Dans la série de portraits qui décore, au Palais-Bourbon, la salle de billard, la figure de M. Paul Deschanel met une note originale. A côté de M. Henri Brisson, de M. Burdeau, de M. Floquet et de M. Ch. Dupuy, il n'a pas l'aspect d'un successeur. M. Brisson, avec son air de condoléance distinguée, incarne «l'austère intrigant» de la troisième République. M. Floquet, pompeux et vide, spirituel et un peu sot, représente la noblesse du régime: insurgé décoratif et honoraire devenu un bousingot repenti qui sourit, du fauteuil, aux dames de la tribune diplomatique, et n'a conservé du rouge qu'à ses talons. M. Burdeau égaie ce Musée administratif par un profil embusqué d'homme d'affaire. Avec sa grosse franchise plébéienne et sa bonhomie très surveillée, M. Charles Dupuy est d'abord plus cordial. Son large dos auvergnat, dont on distinguait des galeries les vagues remous quand M. Jules Guesde agitait ses banderilles à la tribune, trouva tout de suite au fauteuil la courbe favorable à la sérénité. Certaines de ses répliques sont des modèles de bonne grâce meurtrière. Il distribuait les rappels à l'ordre comme des pensums, avec une brutalité distraite. Je sais un député qui, étant monté au bureau pendant une séance de tout repos, le surprit lisant les Mémoires d'outre-tombe. Le président Dupuy ne dissimula point son sentiment:

—Je m'ennuie ici, fit-il; je veux redevenir ministre de l'Intérieur!

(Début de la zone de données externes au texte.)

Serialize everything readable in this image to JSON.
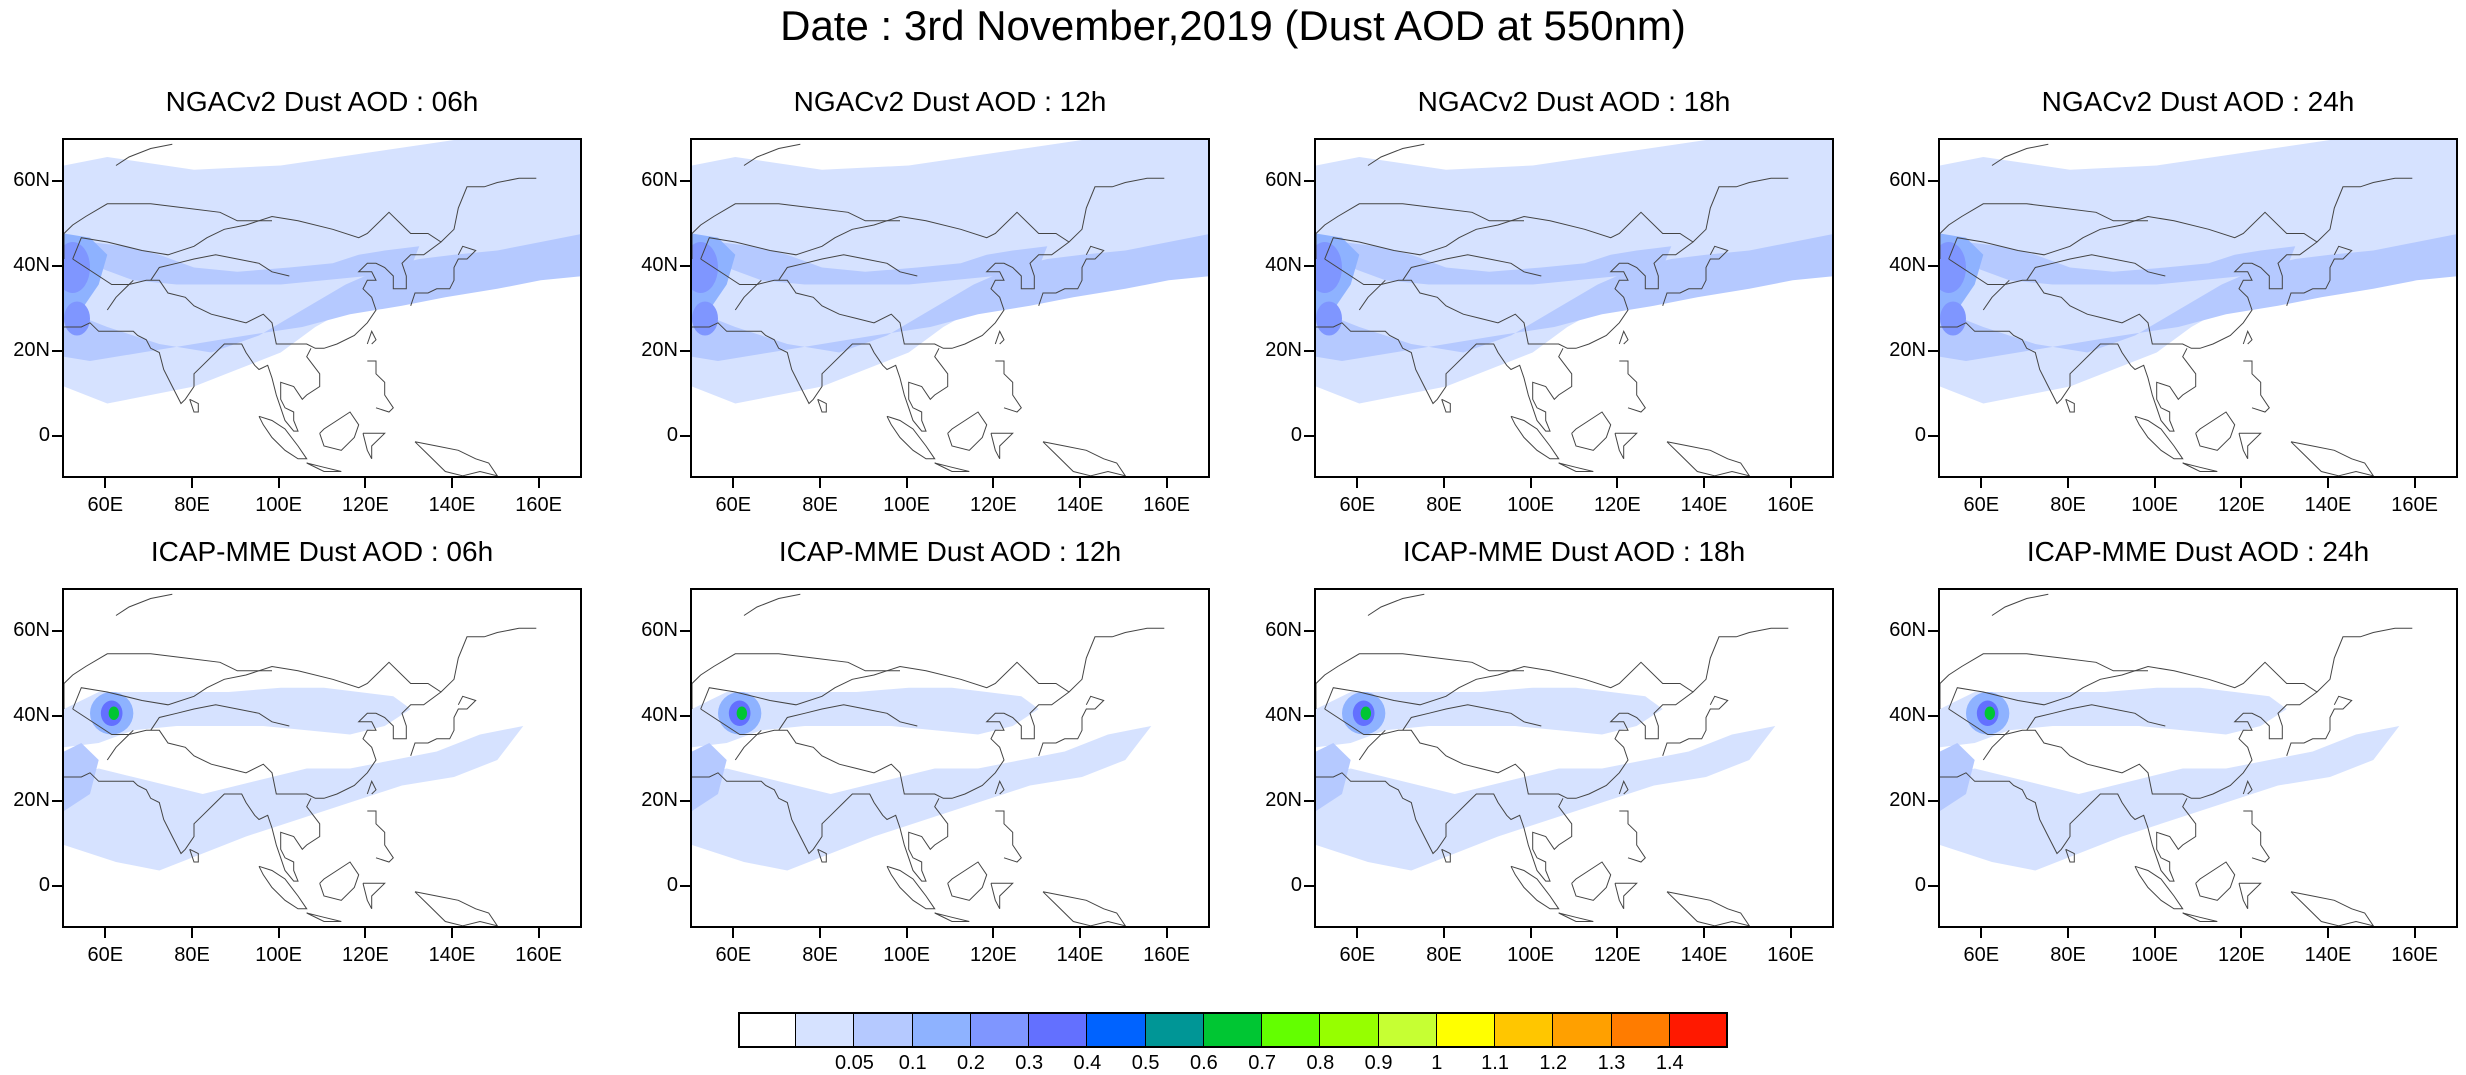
{
  "title": "Date : 3rd November,2019 (Dust AOD at 550nm)",
  "panels": [
    {
      "title": "NGACv2 Dust AOD : 06h",
      "model": "NGAC",
      "t": 6
    },
    {
      "title": "NGACv2 Dust AOD : 12h",
      "model": "NGAC",
      "t": 12
    },
    {
      "title": "NGACv2 Dust AOD : 18h",
      "model": "NGAC",
      "t": 18
    },
    {
      "title": "NGACv2 Dust AOD : 24h",
      "model": "NGAC",
      "t": 24
    },
    {
      "title": "ICAP-MME Dust AOD : 06h",
      "model": "ICAP",
      "t": 6
    },
    {
      "title": "ICAP-MME Dust AOD : 12h",
      "model": "ICAP",
      "t": 12
    },
    {
      "title": "ICAP-MME Dust AOD : 18h",
      "model": "ICAP",
      "t": 18
    },
    {
      "title": "ICAP-MME Dust AOD : 24h",
      "model": "ICAP",
      "t": 24
    }
  ],
  "map": {
    "lon_range": [
      50,
      170
    ],
    "lat_range": [
      -10,
      70
    ],
    "lat_ticks": [
      {
        "v": 60,
        "label": "60N"
      },
      {
        "v": 40,
        "label": "40N"
      },
      {
        "v": 20,
        "label": "20N"
      },
      {
        "v": 0,
        "label": "0"
      }
    ],
    "lon_ticks": [
      {
        "v": 60,
        "label": "60E"
      },
      {
        "v": 80,
        "label": "80E"
      },
      {
        "v": 100,
        "label": "100E"
      },
      {
        "v": 120,
        "label": "120E"
      },
      {
        "v": 140,
        "label": "140E"
      },
      {
        "v": 160,
        "label": "160E"
      }
    ]
  },
  "colorbar": {
    "colors": [
      "#ffffff",
      "#d6e2ff",
      "#b5c9ff",
      "#8eb2ff",
      "#7f96ff",
      "#6370ff",
      "#0063ff",
      "#009696",
      "#00c633",
      "#63ff00",
      "#96ff00",
      "#c6ff33",
      "#ffff00",
      "#ffc600",
      "#ffa000",
      "#ff7c00",
      "#ff1900"
    ],
    "labels": [
      "0.05",
      "0.1",
      "0.2",
      "0.3",
      "0.4",
      "0.5",
      "0.6",
      "0.7",
      "0.8",
      "0.9",
      "1",
      "1.1",
      "1.2",
      "1.3",
      "1.4"
    ]
  }
}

On ne remarque sur le visage de M. Paul Deschanel aucun des traits qui frappent chez ses prédécesseurs. Il est remarquablement dénué d'ironie, de frivolité ou de dilettantisme. Durant ses quatre années de présidence, aucun geste, nulle parole, ne permirent de supposer qu'il eût conçu de doutes sur la toute-puissance de la raison. Il croit à la dignité de la Tribune, à la mission de l'orateur, à l'efficacité des beaux débats contradictoires, avec la foi d'un libéral de 1840. Et cette confiance est à la fois un phénomène de tempérament et d'éducation.